“In scientific fields, I believe the constructive role that
literature can play is much misunderstood,” said N. Katherine Hayles, professor of literature at Duke University in the US and author of the groundbreaking book How
We Became Posthuman (1999).
“Scientists don’t fully grasp how literature can be such a powerful resource for thinking about what is really at stake in a scientific endeavour.”
Hayles, speaking to me in an interview soon to be posted on the University of Nottingham’s website and to be published in the journal Paragraph, said that while the science fiction novelist Philip K. Dick may not have been a great writer on a “sentence-by-sentence level,” he had a profound vision of how the view of human nature implicit in cybernetics would affect the way that people saw themselves.
“What makes sense [in Dick’s work] is that what we take to be reality has certain assumptions built into it, which may turn out to be highly questionable,” she said. “It turns out that Dick was keying in on exactly the assumptions that would, in fact, turn out to be subverted in the work of cybernetics.”
The main assumption that cybernetics and writers such as Dick challenge is that people are autonomous agents who are directly responsible for their own actions.
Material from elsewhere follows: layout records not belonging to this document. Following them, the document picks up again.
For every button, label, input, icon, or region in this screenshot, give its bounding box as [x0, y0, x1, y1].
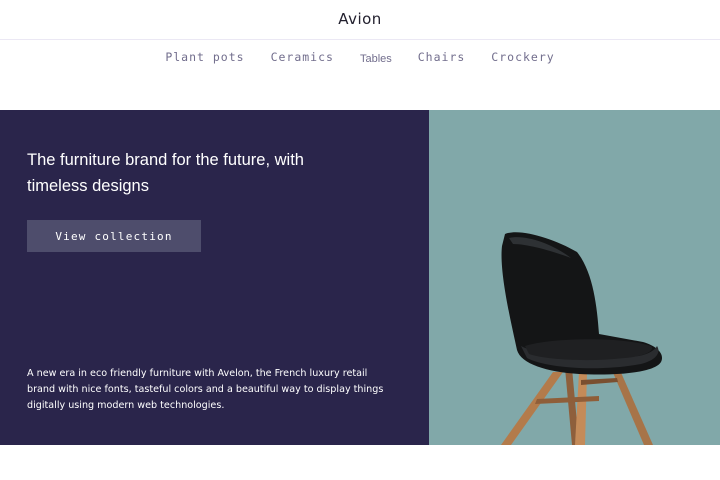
nav-item-ceramics[interactable]: Ceramics [271, 48, 334, 64]
hero-headline: The furniture brand for the future, with… [27, 147, 337, 199]
brand-logo[interactable]: Avion [0, 10, 720, 28]
hero-panel: The furniture brand for the future, with… [0, 110, 429, 445]
nav-item-tables[interactable]: Tables [360, 48, 392, 65]
hero-headline-line-1: The furniture brand for the future, with [27, 151, 304, 169]
hero-image-panel [429, 110, 720, 445]
category-nav: Plant pots Ceramics Tables Chairs Crocke… [0, 40, 720, 72]
chair-image [501, 232, 663, 445]
top-header: Avion [0, 0, 720, 40]
nav-item-crockery[interactable]: Crockery [491, 48, 554, 64]
nav-item-plant-pots[interactable]: Plant pots [165, 48, 244, 64]
nav-item-chairs[interactable]: Chairs [418, 48, 466, 64]
hero-description: A new era in eco friendly furniture with… [27, 368, 384, 411]
view-collection-button[interactable]: View collection [27, 220, 201, 252]
hero-headline-line-2: timeless designs [27, 177, 149, 195]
Cybernetics tends to see people enmeshed in large networks comprising humans, machines and institutions, which all interact in complex ways that are difficult to understand.
Hayles says this altered perspective “decentres” the human subject as an active agent in a world governed by simple causes and effects. In Dick’s Do Androids Dream of Electric Sheep?, for example, the central character hunts down androids that are almost indistinguishable from humans. In fact, he may even be an android himself.
“The idea that deep affective forces might be at work in something like the decentring of the human subject is implicit in the cybernetic texts, and yet because they are written in the scientific tradition, they don’t deal directly with the affect that is really at stake here,” she says. It took someone like Philip K. Dick to do so.